La robe, longue comme le sol, présentait des lignes épurées et une coupe aérodynamique, permettant à la riche couleur d'occuper le devant de la scène. Hammam a opté pour un style minimal, laissant la robe et les gants faire le plus gros du travail.

Hammam et Bruna sont des amis proches depuis des années et apparaissent souvent ensemble lors d'événements de mode et de défilés internationaux.

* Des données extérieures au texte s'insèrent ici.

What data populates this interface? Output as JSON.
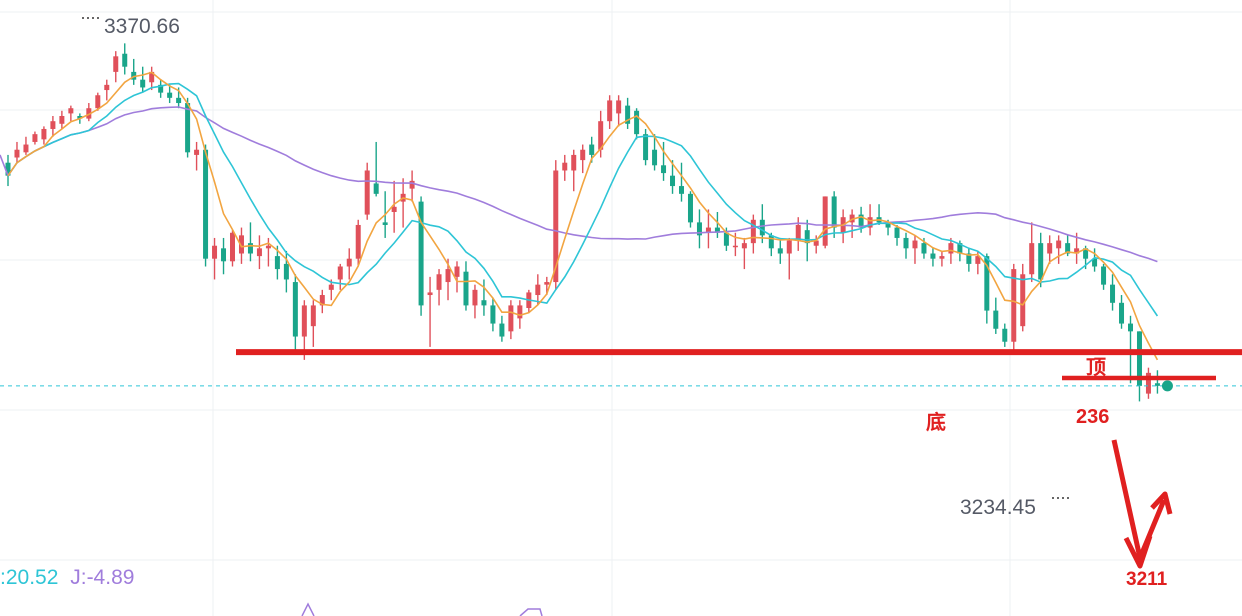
{
  "chart_data": {
    "type": "candlestick",
    "y_range": [
      3195,
      3380
    ],
    "grid": true,
    "high_label": "3370.66",
    "low_label": "3234.45",
    "current_price": 3239,
    "support_line": 3252,
    "resistance_236": 3242,
    "target_price": 3211,
    "annotations": {
      "top": "顶",
      "bottom": "底",
      "level_236": "236",
      "target": "3211"
    },
    "indicator": {
      "k_label": ":20.52",
      "j_label": "J:-4.89"
    },
    "colors": {
      "up": "#e0505a",
      "down": "#1aa58a",
      "ma_fast": "#f2a541",
      "ma_mid": "#2ec5d6",
      "ma_slow": "#a07ddc",
      "annotation": "#e02020",
      "grid": "#eef0f3"
    },
    "candles": [
      [
        3325,
        3328,
        3316,
        3320
      ],
      [
        3327,
        3333,
        3325,
        3330
      ],
      [
        3329,
        3335,
        3328,
        3332
      ],
      [
        3333,
        3337,
        3332,
        3336
      ],
      [
        3334,
        3339,
        3332,
        3338
      ],
      [
        3338,
        3343,
        3335,
        3341
      ],
      [
        3340,
        3345,
        3338,
        3343
      ],
      [
        3344,
        3347,
        3341,
        3346
      ],
      [
        3343,
        3344,
        3340,
        3342
      ],
      [
        3342,
        3348,
        3341,
        3346
      ],
      [
        3346,
        3352,
        3345,
        3351
      ],
      [
        3353,
        3357,
        3349,
        3355
      ],
      [
        3360,
        3368,
        3356,
        3366
      ],
      [
        3367,
        3371,
        3359,
        3362
      ],
      [
        3360,
        3365,
        3355,
        3357
      ],
      [
        3357,
        3362,
        3352,
        3354
      ],
      [
        3356,
        3362,
        3353,
        3360
      ],
      [
        3355,
        3357,
        3350,
        3352
      ],
      [
        3352,
        3355,
        3348,
        3350
      ],
      [
        3350,
        3354,
        3346,
        3348
      ],
      [
        3348,
        3350,
        3327,
        3329
      ],
      [
        3328,
        3333,
        3322,
        3330
      ],
      [
        3330,
        3332,
        3285,
        3288
      ],
      [
        3288,
        3296,
        3280,
        3293
      ],
      [
        3292,
        3296,
        3282,
        3287
      ],
      [
        3287,
        3299,
        3285,
        3298
      ],
      [
        3290,
        3300,
        3286,
        3297
      ],
      [
        3294,
        3302,
        3287,
        3290
      ],
      [
        3289,
        3297,
        3284,
        3292
      ],
      [
        3292,
        3296,
        3285,
        3293
      ],
      [
        3289,
        3293,
        3280,
        3284
      ],
      [
        3286,
        3291,
        3275,
        3280
      ],
      [
        3279,
        3282,
        3252,
        3258
      ],
      [
        3258,
        3272,
        3249,
        3270
      ],
      [
        3262,
        3272,
        3254,
        3270
      ],
      [
        3270,
        3276,
        3267,
        3274
      ],
      [
        3276,
        3280,
        3272,
        3278
      ],
      [
        3280,
        3286,
        3276,
        3285
      ],
      [
        3285,
        3292,
        3280,
        3288
      ],
      [
        3288,
        3303,
        3285,
        3301
      ],
      [
        3305,
        3325,
        3303,
        3322
      ],
      [
        3317,
        3333,
        3312,
        3313
      ],
      [
        3302,
        3314,
        3296,
        3301
      ],
      [
        3306,
        3318,
        3298,
        3308
      ],
      [
        3310,
        3319,
        3300,
        3313
      ],
      [
        3315,
        3322,
        3310,
        3318
      ],
      [
        3310,
        3312,
        3266,
        3270
      ],
      [
        3274,
        3281,
        3254,
        3275
      ],
      [
        3276,
        3284,
        3270,
        3282
      ],
      [
        3279,
        3288,
        3272,
        3284
      ],
      [
        3281,
        3287,
        3275,
        3285
      ],
      [
        3283,
        3287,
        3268,
        3270
      ],
      [
        3270,
        3278,
        3265,
        3276
      ],
      [
        3272,
        3280,
        3266,
        3270
      ],
      [
        3270,
        3273,
        3260,
        3263
      ],
      [
        3263,
        3266,
        3256,
        3258
      ],
      [
        3260,
        3272,
        3257,
        3270
      ],
      [
        3265,
        3272,
        3261,
        3270
      ],
      [
        3269,
        3276,
        3267,
        3275
      ],
      [
        3274,
        3282,
        3270,
        3278
      ],
      [
        3278,
        3281,
        3274,
        3279
      ],
      [
        3279,
        3326,
        3276,
        3322
      ],
      [
        3322,
        3328,
        3318,
        3325
      ],
      [
        3322,
        3330,
        3314,
        3328
      ],
      [
        3326,
        3332,
        3321,
        3330
      ],
      [
        3332,
        3335,
        3325,
        3328
      ],
      [
        3330,
        3345,
        3327,
        3341
      ],
      [
        3341,
        3351,
        3338,
        3349
      ],
      [
        3344,
        3351,
        3339,
        3349
      ],
      [
        3347,
        3350,
        3338,
        3340
      ],
      [
        3345,
        3346,
        3334,
        3336
      ],
      [
        3336,
        3338,
        3324,
        3326
      ],
      [
        3330,
        3336,
        3322,
        3324
      ],
      [
        3324,
        3333,
        3318,
        3321
      ],
      [
        3320,
        3326,
        3313,
        3316
      ],
      [
        3316,
        3325,
        3310,
        3313
      ],
      [
        3313,
        3314,
        3300,
        3302
      ],
      [
        3302,
        3307,
        3292,
        3297
      ],
      [
        3298,
        3307,
        3292,
        3300
      ],
      [
        3300,
        3306,
        3296,
        3298
      ],
      [
        3298,
        3300,
        3291,
        3293
      ],
      [
        3293,
        3298,
        3289,
        3293
      ],
      [
        3292,
        3296,
        3284,
        3294
      ],
      [
        3294,
        3305,
        3290,
        3303
      ],
      [
        3303,
        3309,
        3294,
        3297
      ],
      [
        3297,
        3298,
        3289,
        3292
      ],
      [
        3292,
        3296,
        3286,
        3290
      ],
      [
        3290,
        3296,
        3280,
        3295
      ],
      [
        3295,
        3304,
        3291,
        3301
      ],
      [
        3299,
        3303,
        3287,
        3294
      ],
      [
        3293,
        3297,
        3290,
        3295
      ],
      [
        3293,
        3312,
        3292,
        3312
      ],
      [
        3312,
        3314,
        3296,
        3300
      ],
      [
        3298,
        3307,
        3294,
        3304
      ],
      [
        3302,
        3307,
        3296,
        3305
      ],
      [
        3305,
        3308,
        3298,
        3300
      ],
      [
        3300,
        3309,
        3297,
        3304
      ],
      [
        3304,
        3309,
        3301,
        3302
      ],
      [
        3302,
        3303,
        3297,
        3300
      ],
      [
        3300,
        3301,
        3293,
        3296
      ],
      [
        3296,
        3298,
        3288,
        3292
      ],
      [
        3292,
        3297,
        3286,
        3295
      ],
      [
        3294,
        3296,
        3288,
        3290
      ],
      [
        3290,
        3292,
        3285,
        3288
      ],
      [
        3288,
        3291,
        3285,
        3289
      ],
      [
        3290,
        3296,
        3286,
        3294
      ],
      [
        3294,
        3295,
        3287,
        3290
      ],
      [
        3290,
        3292,
        3283,
        3286
      ],
      [
        3286,
        3291,
        3282,
        3289
      ],
      [
        3289,
        3290,
        3263,
        3268
      ],
      [
        3268,
        3273,
        3259,
        3261
      ],
      [
        3261,
        3263,
        3254,
        3256
      ],
      [
        3256,
        3286,
        3252,
        3284
      ],
      [
        3262,
        3286,
        3260,
        3282
      ],
      [
        3282,
        3302,
        3279,
        3294
      ],
      [
        3294,
        3298,
        3277,
        3280
      ],
      [
        3290,
        3297,
        3286,
        3294
      ],
      [
        3292,
        3297,
        3286,
        3295
      ],
      [
        3294,
        3297,
        3289,
        3290
      ],
      [
        3290,
        3298,
        3286,
        3292
      ],
      [
        3292,
        3293,
        3284,
        3288
      ],
      [
        3288,
        3292,
        3283,
        3285
      ],
      [
        3285,
        3286,
        3276,
        3278
      ],
      [
        3278,
        3282,
        3268,
        3271
      ],
      [
        3271,
        3274,
        3261,
        3263
      ],
      [
        3263,
        3266,
        3240,
        3260
      ],
      [
        3260,
        3260,
        3233,
        3239
      ],
      [
        3236,
        3246,
        3234,
        3244
      ],
      [
        3240,
        3245,
        3236,
        3239
      ]
    ]
  }
}
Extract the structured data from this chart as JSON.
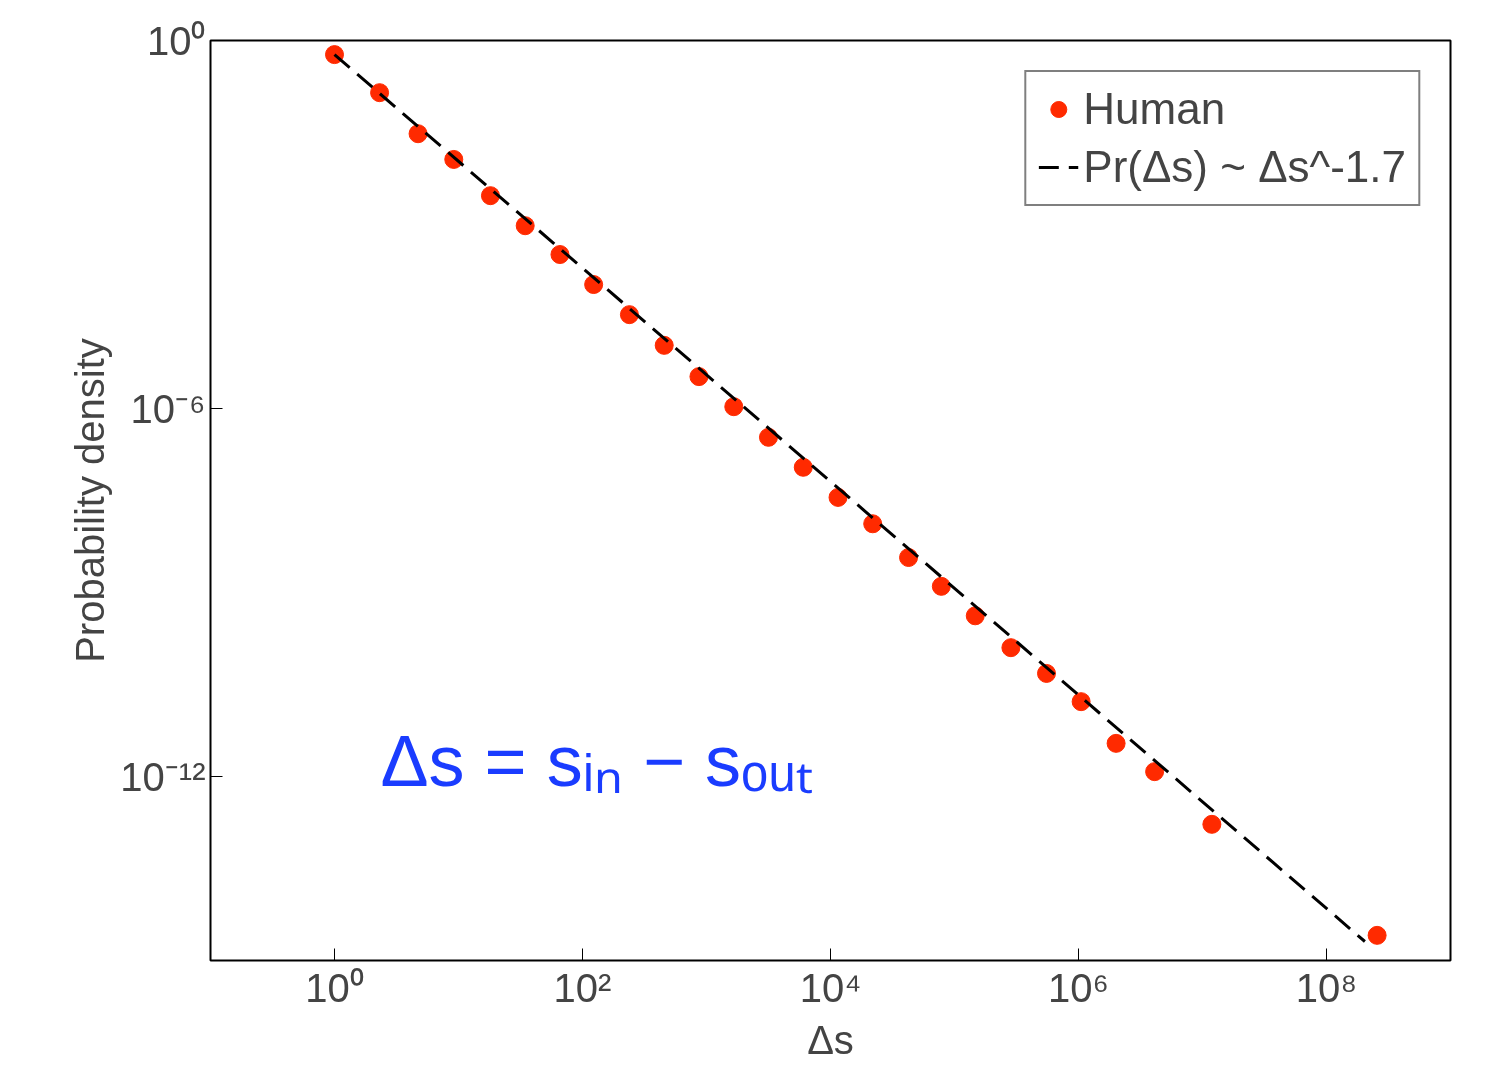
{
  "chart_data": {
    "type": "scatter",
    "xlabel": "Δs",
    "ylabel": "Probability density",
    "log": "xy",
    "grid": false,
    "legend": "top right",
    "xlim": [
      0.1,
      1000000000
    ],
    "xticks": [
      {
        "value": 1,
        "label": "10⁰"
      },
      {
        "value": 100,
        "label": "10²"
      },
      {
        "value": 10000,
        "label": "10⁴"
      },
      {
        "value": 1000000,
        "label": "10⁶"
      },
      {
        "value": 100000000,
        "label": "10⁸"
      }
    ],
    "ylim": [
      1e-15,
      1
    ],
    "yticks": [
      {
        "value": 1,
        "label": "10⁰"
      },
      {
        "value": 1e-06,
        "label": "10⁻⁶"
      },
      {
        "value": 1e-12,
        "label": "10⁻¹²"
      }
    ],
    "annotations": [
      "Δs = sᵢₙ − sₒᵤₜ"
    ],
    "series": [
      {
        "name": "Human",
        "marker": "circle",
        "color": "#ff2a00",
        "x": [
          1,
          2.31,
          4.72,
          9.16,
          18.1,
          34.5,
          65.8,
          123,
          239,
          456,
          869,
          1660,
          3160,
          6030,
          11500,
          21900,
          42600,
          78300,
          147000,
          285000,
          552000,
          1050000,
          2010000,
          4110000,
          11900000,
          256000000
        ],
        "values": [
          0.589,
          0.141,
          0.0302,
          0.0115,
          0.00295,
          0.000955,
          0.000324,
          0.000105,
          3.39e-05,
          1.07e-05,
          3.31e-06,
          1.07e-06,
          3.39e-07,
          1.1e-07,
          3.55e-08,
          1.32e-08,
          3.72e-09,
          1.26e-09,
          4.17e-10,
          1.26e-10,
          4.79e-11,
          1.66e-11,
          3.47e-12,
          1.2e-12,
          1.66e-13,
          2.57e-15
        ]
      },
      {
        "name": "Pr(Δs) ~ Δs^-1.7",
        "type": "line",
        "line_style": "dashed",
        "color": "#000000",
        "x": [
          1,
          204000000
        ],
        "values": [
          0.589,
          2.04e-15
        ]
      }
    ]
  }
}
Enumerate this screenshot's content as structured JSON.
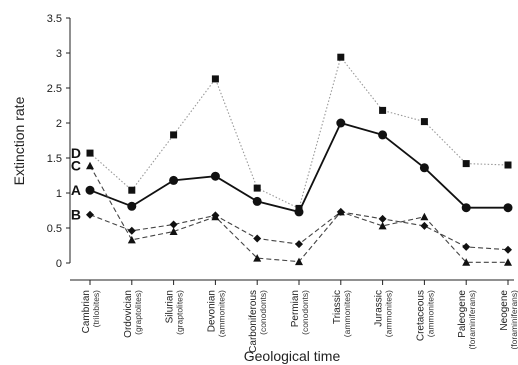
{
  "chart_data": {
    "type": "line",
    "xlabel": "Geological time",
    "ylabel": "Extinction rate",
    "ylim": [
      0,
      3.5
    ],
    "yticks": [
      "0",
      "0.5",
      "1",
      "1.5",
      "2",
      "2.5",
      "3",
      "3.5"
    ],
    "grid": false,
    "categories": [
      {
        "period": "Cambrian",
        "group": "(trilobites)"
      },
      {
        "period": "Ordovician",
        "group": "(graptolites)"
      },
      {
        "period": "Silurian",
        "group": "(graptolites)"
      },
      {
        "period": "Devonian",
        "group": "(ammonites)"
      },
      {
        "period": "Carboniferous",
        "group": "(conodonts)"
      },
      {
        "period": "Permian",
        "group": "(conodonts)"
      },
      {
        "period": "Triassic",
        "group": "(ammonites)"
      },
      {
        "period": "Jurassic",
        "group": "(ammonites)"
      },
      {
        "period": "Cretaceous",
        "group": "(ammonites)"
      },
      {
        "period": "Paleogene",
        "group": "(foraminiferans)"
      },
      {
        "period": "Neogene",
        "group": "(foraminiferans)"
      }
    ],
    "series": [
      {
        "name": "D",
        "marker": "square",
        "line": "dotted",
        "color": "#999999",
        "values": [
          1.57,
          1.04,
          1.83,
          2.63,
          1.07,
          0.78,
          2.94,
          2.18,
          2.02,
          1.42,
          1.4
        ]
      },
      {
        "name": "A",
        "marker": "circle",
        "line": "solid",
        "color": "#111111",
        "values": [
          1.04,
          0.81,
          1.18,
          1.24,
          0.88,
          0.73,
          2.0,
          1.83,
          1.36,
          0.79,
          0.79
        ]
      },
      {
        "name": "C",
        "marker": "triangle",
        "line": "dashed",
        "color": "#444444",
        "values": [
          1.39,
          0.33,
          0.45,
          0.66,
          0.07,
          0.02,
          0.73,
          0.53,
          0.66,
          0.01,
          0.01
        ]
      },
      {
        "name": "B",
        "marker": "diamond",
        "line": "dashed",
        "color": "#444444",
        "values": [
          0.69,
          0.46,
          0.55,
          0.68,
          0.35,
          0.27,
          0.73,
          0.63,
          0.53,
          0.23,
          0.19
        ]
      }
    ]
  }
}
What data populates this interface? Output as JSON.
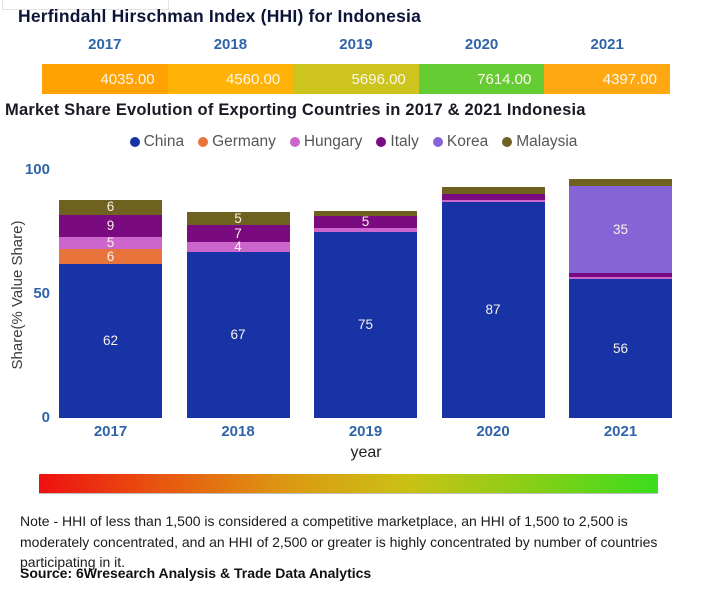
{
  "titles": {
    "hhi": "Herfindahl Hirschman Index (HHI) for Indonesia",
    "market": "Market Share Evolution of Exporting Countries in 2017 & 2021 Indonesia"
  },
  "footer": {
    "note": "Note - HHI of less than 1,500 is considered a competitive marketplace, an HHI of 1,500 to 2,500 is moderately concentrated, and an HHI of 2,500 or greater is highly concentrated by number of countries participating in it.",
    "source": "Source: 6Wresearch Analysis & Trade Data Analytics"
  },
  "chart_data": [
    {
      "type": "heatmap",
      "title": "Herfindahl Hirschman Index (HHI) for Indonesia",
      "categories": [
        "2017",
        "2018",
        "2019",
        "2020",
        "2021"
      ],
      "values": [
        4035.0,
        4560.0,
        5696.0,
        7614.0,
        4397.0
      ],
      "value_labels": [
        "4035.00",
        "4560.00",
        "5696.00",
        "7614.00",
        "4397.00"
      ],
      "cell_colors": [
        "#FFA202",
        "#FFB307",
        "#CDC41E",
        "#66CC33",
        "#FFA812"
      ],
      "text_color": "#FCF8EC",
      "scale_gradient": [
        "#EE1010",
        "#E8570F",
        "#DD9812",
        "#C9C215",
        "#86CF17",
        "#3BDD1D"
      ]
    },
    {
      "type": "bar",
      "stacked": true,
      "title": "Market Share Evolution of Exporting Countries in 2017 & 2021 Indonesia",
      "categories": [
        "2017",
        "2018",
        "2019",
        "2020",
        "2021"
      ],
      "xlabel": "year",
      "ylabel": "Share(% Value Share)",
      "ylim": [
        0,
        100
      ],
      "yticks": [
        0,
        50,
        100
      ],
      "legend_position": "top",
      "series": [
        {
          "name": "China",
          "color": "#1733A6",
          "values": [
            62,
            67,
            75,
            87,
            56
          ],
          "labels": [
            "62",
            "67",
            "75",
            "87",
            "56"
          ]
        },
        {
          "name": "Germany",
          "color": "#E8743B",
          "values": [
            6,
            0,
            0,
            0,
            0
          ],
          "labels": [
            "6",
            null,
            null,
            null,
            null
          ]
        },
        {
          "name": "Hungary",
          "color": "#CC66CC",
          "values": [
            5,
            4,
            1.5,
            1,
            1
          ],
          "labels": [
            "5",
            "4",
            null,
            null,
            null
          ]
        },
        {
          "name": "Italy",
          "color": "#7A0A80",
          "values": [
            9,
            7,
            5,
            2.5,
            1.5
          ],
          "labels": [
            "9",
            "7",
            "5",
            null,
            null
          ]
        },
        {
          "name": "Korea",
          "color": "#8565D6",
          "values": [
            0,
            0,
            0,
            0,
            35
          ],
          "labels": [
            null,
            null,
            null,
            null,
            "35"
          ]
        },
        {
          "name": "Malaysia",
          "color": "#6F6120",
          "values": [
            6,
            5,
            2,
            2.5,
            3
          ],
          "labels": [
            "6",
            "5",
            null,
            null,
            null
          ]
        }
      ]
    }
  ]
}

Hammam est l'un des mannequins les plus demandés de l'industrie. Elle a été repérée à la gare centrale d'Amsterdam avant de faire ses débuts sur les podiums en 2013 en participant au défilé de couture de Jean Paul Gaultier.

Hammam a défilé pour Burberry, Fendi, Prada, Bottega Veneta, Marc Jacobs, Moschino, Balenciaga et Carolina Herrera. Il a également participé à des campagnes internationales, notamment pour DKNY, Celine, Chanel, Versace, Givenchy, Giorgio Armani et Tiffany & Co.

Au début de cette année, elle a lancé Ayni, une plateforme d'archivage dédiée à la préservation et à la célébration de l'expression artistique arabe de son point de vue.

"Pour moi, cela a toujours été bien plus profond que la simple mode. Il s'agit de rester connectée à mes racines, de raconter des histoires qui me touchent et de mettre en lumière les voix qui ont besoin d'être entendues."

Elle a ajouté qu'elle espérait qu'Ayni dépasserait sa vision personnelle pour devenir une "véritable communauté".